When people did climb out of poverty, it was due to diversification of income and agriculture.  Disappointingly, Krishna notes, hardly anyone who escaped poverty became rich. Education was not, Krishna found much to his surprise, a critical factor in escaping poverty, as he found many people with good education who were unemployed. To overcome poverty, people need access to information about opportunities, adults who encourage and  are invested in helping people access opportunities. This point was poignantly illustrated through two stories. 

One story involved a young lady, Vasundhara, who became software engineer overcoming many odds.  Vasundhara studied in her village until Class 5, and then in an neighboring village where her grandparents lived until Class 7 where a teacher recognized her exceptional academic talent.  He recommended to her father that she study in an urban high school, got the application and completed it for her. The teacher assured her father that living in the city was safe and had relatives in the city who would look out for Vasundhara. Only then her father allowed her to continue where she continued to excel, performed well in a competitive examination, and was able to get into a well-regarded engineering college.

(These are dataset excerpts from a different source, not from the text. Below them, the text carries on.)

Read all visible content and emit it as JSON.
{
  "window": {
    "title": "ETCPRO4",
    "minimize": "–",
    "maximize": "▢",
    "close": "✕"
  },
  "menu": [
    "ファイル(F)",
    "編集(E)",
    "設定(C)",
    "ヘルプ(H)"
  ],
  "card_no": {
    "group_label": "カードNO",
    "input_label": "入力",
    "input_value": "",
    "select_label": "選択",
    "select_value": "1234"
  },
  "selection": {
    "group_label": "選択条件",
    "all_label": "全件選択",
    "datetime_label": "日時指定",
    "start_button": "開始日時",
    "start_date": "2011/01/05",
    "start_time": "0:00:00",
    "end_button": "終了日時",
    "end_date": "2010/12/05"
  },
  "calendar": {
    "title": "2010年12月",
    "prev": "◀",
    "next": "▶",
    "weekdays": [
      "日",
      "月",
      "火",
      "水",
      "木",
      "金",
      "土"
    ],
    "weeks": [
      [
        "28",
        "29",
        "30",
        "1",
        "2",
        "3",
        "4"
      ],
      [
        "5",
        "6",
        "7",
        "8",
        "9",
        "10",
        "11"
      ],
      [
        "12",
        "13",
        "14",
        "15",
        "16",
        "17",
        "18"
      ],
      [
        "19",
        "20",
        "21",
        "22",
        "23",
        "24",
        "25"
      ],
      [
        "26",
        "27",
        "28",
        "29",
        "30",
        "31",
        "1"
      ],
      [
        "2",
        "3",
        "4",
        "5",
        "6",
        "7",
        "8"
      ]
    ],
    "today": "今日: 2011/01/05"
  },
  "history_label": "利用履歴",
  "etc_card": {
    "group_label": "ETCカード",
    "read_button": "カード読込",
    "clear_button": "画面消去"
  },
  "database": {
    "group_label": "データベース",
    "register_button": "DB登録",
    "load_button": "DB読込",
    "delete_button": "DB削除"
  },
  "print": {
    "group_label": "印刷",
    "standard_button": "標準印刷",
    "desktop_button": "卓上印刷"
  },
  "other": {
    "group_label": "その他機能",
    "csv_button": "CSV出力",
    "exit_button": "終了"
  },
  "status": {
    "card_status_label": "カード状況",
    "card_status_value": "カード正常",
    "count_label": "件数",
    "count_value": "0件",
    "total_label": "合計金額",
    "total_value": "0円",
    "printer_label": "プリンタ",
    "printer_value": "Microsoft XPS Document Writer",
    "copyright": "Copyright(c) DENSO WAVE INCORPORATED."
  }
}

Contrast this with another story of a young boy, Chandra crippled by polio who said his favorite subject was mathematics. The author wrote out some Math problem for the boy to solve which he did easily.  The boy in turn wrote some math problems for the author to solve and the author was stumped.  So he talked to the boy’s father and asked about what was in store in the boy’s future.  The father said that the boy wanted to be an engineer but they were poor and could not afford it.  So the author sought the help of his colleagues in the city, and identified a fellowship that the young boy would be eligible for, and gave the father the information.  However, the father did not take it up saying “It is not for the likes of us.”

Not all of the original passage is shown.